Ese instante de lucha entre el viejo y el pez es clave para comprender cómo el pescador se equiparó a su presa hasta el punto de encontrar en ella a un igual; un análogo de distinta especie, pero con el mismo empeño en vencer a su rival (el pescador) en un enfrentamiento en el que las fuerzas estuvieron muy parejas. De hecho, se alcanzó tal igualdad que ambos acabaron por ser víctimas del mismo oponente: el tiburón.

Creo que la grandeza de esta obra reside en mostrar, en no demasiadas páginas, y con un argumento aparentemente sencillo, la complejidad que caracteriza a la naturaleza y que tanto define las relaciones entre los individuos de una misma especie, los ejemplares de unas y otras especies, y los propios seres vivos para con el entorno que los rodea.

Encuentro imposible no empatizar con Santiago, pero tampoco puedo evitar ponerme en las escamas del pez. Mi experiencia lectora se ha caracterizado por la ambivalencia. Por un lado, deseaba que el viejo pescador lograra su propósito: tener algo que llevarse a la boca; algo que le llenara más que unas cuantas verduras (para quien pueda estar planteándose ahora mismo esta alternativa más pacífica). Pero por el otro lado, era inevitable sentir lástima por ese pez que, nunca mejor dicho, intentaba nadar a contracorriente con tal de escapar del que terminaría siendo su destino.
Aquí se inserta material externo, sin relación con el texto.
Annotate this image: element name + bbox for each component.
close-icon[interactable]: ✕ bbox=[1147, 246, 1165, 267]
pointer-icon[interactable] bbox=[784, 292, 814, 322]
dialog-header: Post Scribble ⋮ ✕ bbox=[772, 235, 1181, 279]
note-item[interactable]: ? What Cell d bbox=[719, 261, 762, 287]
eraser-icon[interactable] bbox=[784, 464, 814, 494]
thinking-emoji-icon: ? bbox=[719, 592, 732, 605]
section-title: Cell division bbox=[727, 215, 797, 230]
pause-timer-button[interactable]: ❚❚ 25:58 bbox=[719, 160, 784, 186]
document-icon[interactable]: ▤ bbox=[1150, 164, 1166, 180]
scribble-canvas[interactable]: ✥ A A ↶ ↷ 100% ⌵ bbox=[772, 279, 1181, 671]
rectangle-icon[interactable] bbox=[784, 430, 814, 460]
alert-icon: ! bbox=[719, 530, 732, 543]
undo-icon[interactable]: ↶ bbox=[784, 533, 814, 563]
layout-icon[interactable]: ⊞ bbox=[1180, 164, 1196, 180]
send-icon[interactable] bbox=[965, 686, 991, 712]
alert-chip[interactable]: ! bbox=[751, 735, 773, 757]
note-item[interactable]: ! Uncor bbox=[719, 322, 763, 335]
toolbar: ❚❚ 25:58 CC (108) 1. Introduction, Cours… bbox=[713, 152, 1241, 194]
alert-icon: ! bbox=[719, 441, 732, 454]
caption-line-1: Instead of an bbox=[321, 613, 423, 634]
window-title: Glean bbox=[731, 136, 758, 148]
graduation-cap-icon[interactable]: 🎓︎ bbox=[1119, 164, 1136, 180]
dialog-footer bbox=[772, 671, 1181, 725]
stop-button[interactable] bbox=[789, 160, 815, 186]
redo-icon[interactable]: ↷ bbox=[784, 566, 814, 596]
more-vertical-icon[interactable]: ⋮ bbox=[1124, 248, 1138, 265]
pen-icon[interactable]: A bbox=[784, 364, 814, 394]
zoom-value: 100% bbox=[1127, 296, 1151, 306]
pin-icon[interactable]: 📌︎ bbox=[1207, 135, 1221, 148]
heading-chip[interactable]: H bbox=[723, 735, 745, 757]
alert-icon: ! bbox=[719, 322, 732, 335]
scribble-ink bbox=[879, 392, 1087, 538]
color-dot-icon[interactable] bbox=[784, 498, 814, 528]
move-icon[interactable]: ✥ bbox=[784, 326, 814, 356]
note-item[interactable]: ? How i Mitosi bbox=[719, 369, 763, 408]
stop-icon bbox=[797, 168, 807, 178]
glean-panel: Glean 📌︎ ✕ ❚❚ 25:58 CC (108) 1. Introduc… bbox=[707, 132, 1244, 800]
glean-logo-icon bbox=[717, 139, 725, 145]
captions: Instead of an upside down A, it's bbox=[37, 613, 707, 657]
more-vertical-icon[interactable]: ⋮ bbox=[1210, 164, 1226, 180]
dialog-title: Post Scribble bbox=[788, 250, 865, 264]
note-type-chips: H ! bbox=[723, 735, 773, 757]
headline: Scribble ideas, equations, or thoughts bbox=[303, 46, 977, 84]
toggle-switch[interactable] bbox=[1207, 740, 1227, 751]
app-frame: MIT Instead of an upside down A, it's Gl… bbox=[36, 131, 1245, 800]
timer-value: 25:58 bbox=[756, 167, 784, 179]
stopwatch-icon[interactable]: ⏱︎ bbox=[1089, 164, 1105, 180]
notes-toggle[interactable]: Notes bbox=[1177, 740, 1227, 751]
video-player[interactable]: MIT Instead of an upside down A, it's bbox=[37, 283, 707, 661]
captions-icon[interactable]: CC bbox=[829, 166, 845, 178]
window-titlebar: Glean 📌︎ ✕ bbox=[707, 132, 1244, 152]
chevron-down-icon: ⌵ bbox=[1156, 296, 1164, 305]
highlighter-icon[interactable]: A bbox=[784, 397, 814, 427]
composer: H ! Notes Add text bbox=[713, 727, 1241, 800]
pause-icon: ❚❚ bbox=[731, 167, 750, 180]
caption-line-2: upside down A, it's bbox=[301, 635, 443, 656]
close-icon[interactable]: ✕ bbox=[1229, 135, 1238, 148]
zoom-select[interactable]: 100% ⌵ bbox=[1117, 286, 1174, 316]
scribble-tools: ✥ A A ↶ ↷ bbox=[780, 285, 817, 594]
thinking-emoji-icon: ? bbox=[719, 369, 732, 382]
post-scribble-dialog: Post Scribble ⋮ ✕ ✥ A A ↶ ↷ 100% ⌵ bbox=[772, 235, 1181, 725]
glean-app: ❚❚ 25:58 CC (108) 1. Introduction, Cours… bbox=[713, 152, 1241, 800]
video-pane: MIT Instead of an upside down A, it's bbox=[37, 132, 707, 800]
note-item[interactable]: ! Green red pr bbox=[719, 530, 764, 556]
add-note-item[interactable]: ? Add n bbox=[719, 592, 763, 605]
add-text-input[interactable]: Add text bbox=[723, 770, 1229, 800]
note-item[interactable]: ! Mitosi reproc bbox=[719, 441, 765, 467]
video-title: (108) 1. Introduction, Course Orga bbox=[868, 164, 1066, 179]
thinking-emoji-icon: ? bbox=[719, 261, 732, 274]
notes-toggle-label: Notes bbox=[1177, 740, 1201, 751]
Este azar burlón que se cachondea del propio Santiago, en lugar de saciar el hambre del viejo pescador, opta por aplacar injustamente las necesidades de un depredador que, esta vez sí, ha sido mayor al hombre: el tiburón, que inmerecidamente se ha llevado consigo el alimento que tanto esfuerzo le había costado al viejo conseguir y tanto sufrimiento al pez. Las criaturas marinas también entienden de oportunismo.

 

Para fugarnos de la tierra un libro es el mejor bajel;

y se viaja mejor en el poema

que en el más brioso y rápido corcel. Aun el más pobre puede hacerlo, nada por ello ha de pagar:

el alma en el transporte de su sueño se nutre sólo de silencio y paz.

«Ensueño», poema de Emily Dickinson con el que me despido por hoy.

Esta reseña fue escrita originalmente en el año 2022.